2) Server 2008 - says you really only need one network adapater. If you need two, you'll need to enable IP Forwarding (see below).
from http://www.numtopia.com/terry/blog/archives/2008/10/windows_2008_nlb_with_2_nics.cfm
I worked with our networking team, and they figured out (from this post: http://social.technet.microsoft.com/Forums/en-US/winserverClustering/thread/0afdb0fc-2adf-4864-b164-87e24451f875/ ) that if you added a gateway to the cluster NIC, it would work. This is counter to the way NLB has worked before, and generally not best practice. So we opened a support case with Microsoft. After a few tries, I finally got an engineer that was an expert on NLB in 2008, he had the exact cause and solution for this problem: by default IP Forwarding is not enable in Windows 2008. This is the feature of Windows networking that, in the context of NLB, allows responses to requests sent to one NIC to be routed out the other.

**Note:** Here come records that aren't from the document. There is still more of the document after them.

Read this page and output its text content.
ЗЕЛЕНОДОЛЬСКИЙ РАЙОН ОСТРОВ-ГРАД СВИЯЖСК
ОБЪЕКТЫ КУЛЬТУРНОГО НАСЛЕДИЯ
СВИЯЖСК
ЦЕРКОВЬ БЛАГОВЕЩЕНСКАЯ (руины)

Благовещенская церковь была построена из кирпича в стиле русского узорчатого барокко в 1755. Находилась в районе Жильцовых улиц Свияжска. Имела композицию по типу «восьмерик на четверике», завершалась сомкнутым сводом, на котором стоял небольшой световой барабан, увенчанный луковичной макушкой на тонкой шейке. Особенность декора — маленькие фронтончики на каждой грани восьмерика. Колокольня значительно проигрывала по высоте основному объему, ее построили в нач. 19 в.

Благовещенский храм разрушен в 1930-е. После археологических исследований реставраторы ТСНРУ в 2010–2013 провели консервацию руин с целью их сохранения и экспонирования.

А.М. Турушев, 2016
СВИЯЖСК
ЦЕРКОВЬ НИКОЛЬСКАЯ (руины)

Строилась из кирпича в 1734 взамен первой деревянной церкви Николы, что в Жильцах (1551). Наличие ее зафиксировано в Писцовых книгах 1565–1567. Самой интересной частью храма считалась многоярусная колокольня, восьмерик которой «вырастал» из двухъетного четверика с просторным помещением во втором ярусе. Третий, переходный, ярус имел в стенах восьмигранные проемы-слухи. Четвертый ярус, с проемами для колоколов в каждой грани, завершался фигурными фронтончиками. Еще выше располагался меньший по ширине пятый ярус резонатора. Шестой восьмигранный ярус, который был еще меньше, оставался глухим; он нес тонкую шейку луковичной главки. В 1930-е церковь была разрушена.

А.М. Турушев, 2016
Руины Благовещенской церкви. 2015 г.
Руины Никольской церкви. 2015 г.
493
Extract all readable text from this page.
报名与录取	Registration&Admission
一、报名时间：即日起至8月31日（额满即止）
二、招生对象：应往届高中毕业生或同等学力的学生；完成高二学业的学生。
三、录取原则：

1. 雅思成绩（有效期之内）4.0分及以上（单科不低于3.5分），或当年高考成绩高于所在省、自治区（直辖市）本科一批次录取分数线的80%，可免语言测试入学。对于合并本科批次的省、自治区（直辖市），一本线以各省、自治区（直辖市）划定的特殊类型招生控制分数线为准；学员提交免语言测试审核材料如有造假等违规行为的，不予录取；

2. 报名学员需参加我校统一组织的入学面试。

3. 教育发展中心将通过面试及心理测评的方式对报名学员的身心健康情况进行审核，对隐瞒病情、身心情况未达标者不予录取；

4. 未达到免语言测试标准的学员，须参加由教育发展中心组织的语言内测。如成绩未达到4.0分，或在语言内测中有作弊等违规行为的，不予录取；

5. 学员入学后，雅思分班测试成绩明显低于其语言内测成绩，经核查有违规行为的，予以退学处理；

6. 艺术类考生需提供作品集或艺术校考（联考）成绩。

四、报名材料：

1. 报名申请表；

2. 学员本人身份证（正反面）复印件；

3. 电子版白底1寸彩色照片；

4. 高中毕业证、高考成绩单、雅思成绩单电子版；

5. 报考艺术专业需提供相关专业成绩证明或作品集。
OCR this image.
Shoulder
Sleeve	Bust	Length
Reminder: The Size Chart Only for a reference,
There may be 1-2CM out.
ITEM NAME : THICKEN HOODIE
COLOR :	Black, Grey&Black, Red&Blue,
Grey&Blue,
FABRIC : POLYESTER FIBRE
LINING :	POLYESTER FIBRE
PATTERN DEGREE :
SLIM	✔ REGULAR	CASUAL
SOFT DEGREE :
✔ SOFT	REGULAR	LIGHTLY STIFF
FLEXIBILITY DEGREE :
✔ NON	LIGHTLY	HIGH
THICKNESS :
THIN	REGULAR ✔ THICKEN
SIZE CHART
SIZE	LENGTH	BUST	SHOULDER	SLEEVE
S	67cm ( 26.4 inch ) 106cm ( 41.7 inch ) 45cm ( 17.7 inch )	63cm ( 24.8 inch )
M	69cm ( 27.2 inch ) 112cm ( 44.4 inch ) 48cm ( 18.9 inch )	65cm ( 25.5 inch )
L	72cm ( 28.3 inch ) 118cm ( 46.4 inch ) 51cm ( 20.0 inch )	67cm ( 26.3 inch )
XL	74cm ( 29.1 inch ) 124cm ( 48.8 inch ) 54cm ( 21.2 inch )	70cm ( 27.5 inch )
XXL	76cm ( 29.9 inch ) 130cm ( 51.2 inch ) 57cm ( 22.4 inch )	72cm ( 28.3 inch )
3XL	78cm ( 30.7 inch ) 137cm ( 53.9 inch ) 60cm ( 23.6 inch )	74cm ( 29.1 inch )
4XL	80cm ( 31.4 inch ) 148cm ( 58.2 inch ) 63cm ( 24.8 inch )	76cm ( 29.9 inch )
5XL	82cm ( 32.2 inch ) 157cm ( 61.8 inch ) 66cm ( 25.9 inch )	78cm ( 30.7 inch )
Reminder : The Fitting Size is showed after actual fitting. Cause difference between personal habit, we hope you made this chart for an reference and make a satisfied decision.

It's fixed by using one specific command line option.
(Make sure you are using a command prompt with administrative privlidges)
netsh interface ipv4 set int "[name of the NIC]" forwarding=enabled
3) Another option would be ISA or ARR appears to be able to load balance traffic for you. when making a rule (with the newest service pack) it asks for a list of servers in a farm (as opposed to the single virtual IP).